2. Literature review Although, the initial works on parameters optimization of turning may be dated back to 1907 [8], but here recent literature is reviewed. Researchers experimentally determined optimal steels for alloy steels and developed a mathematical model for minimum surface roughness for plane turning and applied a real coded genetic algorithm (RCGA) for the optimization such process [9, 10]. Authors [11] predicted optimal cutting parameters using differential evolution algorithm for orthogonal cutting. The results showed improved performance of DE over (RCGA).

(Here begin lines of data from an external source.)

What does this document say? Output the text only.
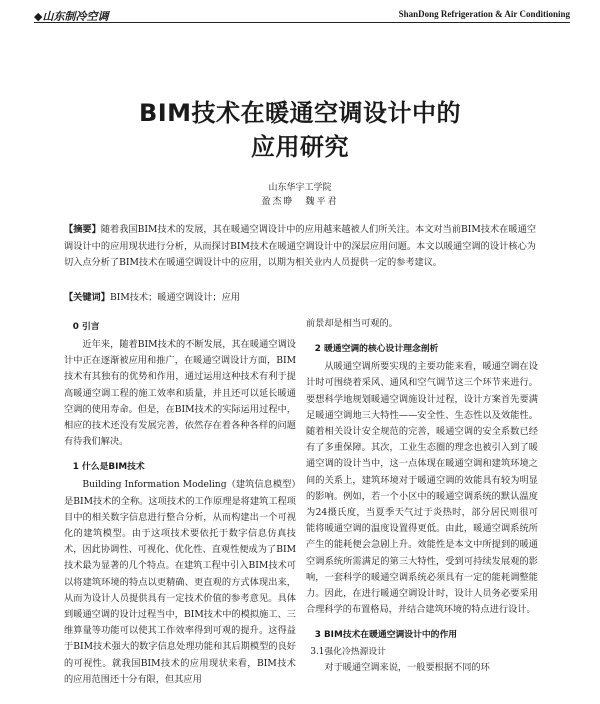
◆山东制冷空调	ShanDong Refrigeration & Air Conditioning
BIM技术在暖通空调设计中的
应用研究
山东华宇工学院
盈杰睁　魏平君
【摘要】随着我国BIM技术的发展，其在暖通空调设计中的应用越来越被人们所关注。本文对当前BIM技术在暖通空调设计中的应用现状进行分析，从而探讨BIM技术在暖通空调设计中的深层应用问题。本文以暖通空调的设计核心为切入点分析了BIM技术在暖通空调设计中的应用，以期为相关业内人员提供一定的参考建议。
【关键词】BIM技术；暖通空调设计；应用
0 引言

近年来，随着BIM技术的不断发展，其在暖通空调设计中正在逐渐被应用和推广，在暖通空调设计方面，BIM技术有其独有的优势和作用，通过运用这种技术有利于提高暖通空调工程的施工效率和质量，并且还可以延长暖通空调的使用寿命。但是，在BIM技术的实际运用过程中，相应的技术还没有发展完善，依然存在着各种各样的问题有待我们解决。

1 什么是BIM技术

Building Information Modeling（建筑信息模型）是BIM技术的全称。这项技术的工作原理是将建筑工程项目中的相关数字信息进行整合分析，从而构建出一个可视化的建筑模型。由于这项技术要依托于数字信息仿真技术，因此协调性、可视化、优化性、直观性便成为了BIM技术最为显著的几个特点。在建筑工程中引入BIM技术可以将建筑环境的特点以更精确、更直观的方式体现出来，从而为设计人员提供具有一定技术价值的参考意见。具体到暖通空调的设计过程当中，BIM技术中的模拟施工、三维算量等功能可以使其工作效率得到可观的提升。这得益于BIM技术强大的数字信息处理功能和其后期模型的良好的可视性。就我国BIM技术的应用现状来看，BIM技术的应用范围还十分有限，但其应用

前景却是相当可观的。

2 暖通空调的核心设计理念剖析

从暖通空调所要实现的主要功能来看，暖通空调在设计时可围绕着采风、通风和空气调节这三个环节来进行。要想科学地规划暖通空调施设计过程，设计方案首先要满足暖通空调地三大特性——安全性、生态性以及效能性。随着相关设计安全规范的完善，暖通空调的安全系数已经有了多重保障。其次，工业生态圈的理念也被引入到了暖通空调的设计当中，这一点体现在暖通空调和建筑环境之间的关系上，建筑环境对于暖通空调的效能具有较为明显的影响。例如，若一个小区中的暖通空调系统的默认温度为24摄氏度，当夏季天气过于炎热时，部分居民则很可能将暖通空调的温度设置得更低。由此，暖通空调系统所产生的能耗便会急剧上升。效能性是本文中所提到的暖通空调系统所需满足的第三大特性，受到可持续发展观的影响，一套科学的暖通空调系统必须具有一定的能耗调整能力。因此，在进行暖通空调设计时，设计人员务必要采用合理科学的布置格局，并结合建筑环境的特点进行设计。

3 BIM技术在暖通空调设计中的作用
3.1强化冷热源设计

对于暖通空调来说，一般要根据不同的环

And further they applied artificial bee colony (ABC) algorithm [12] and quantum inspired evolutionary algorithm (QIEA) for process optimization of plane turning and produced highly comparable results and reported that QIEA is significantly better than that of ABC, in terms of rate of convergence for all the sixteen operating conditions considered [13]. But this model is a limited one and it has only boundary conditions and it does not possess any constraints.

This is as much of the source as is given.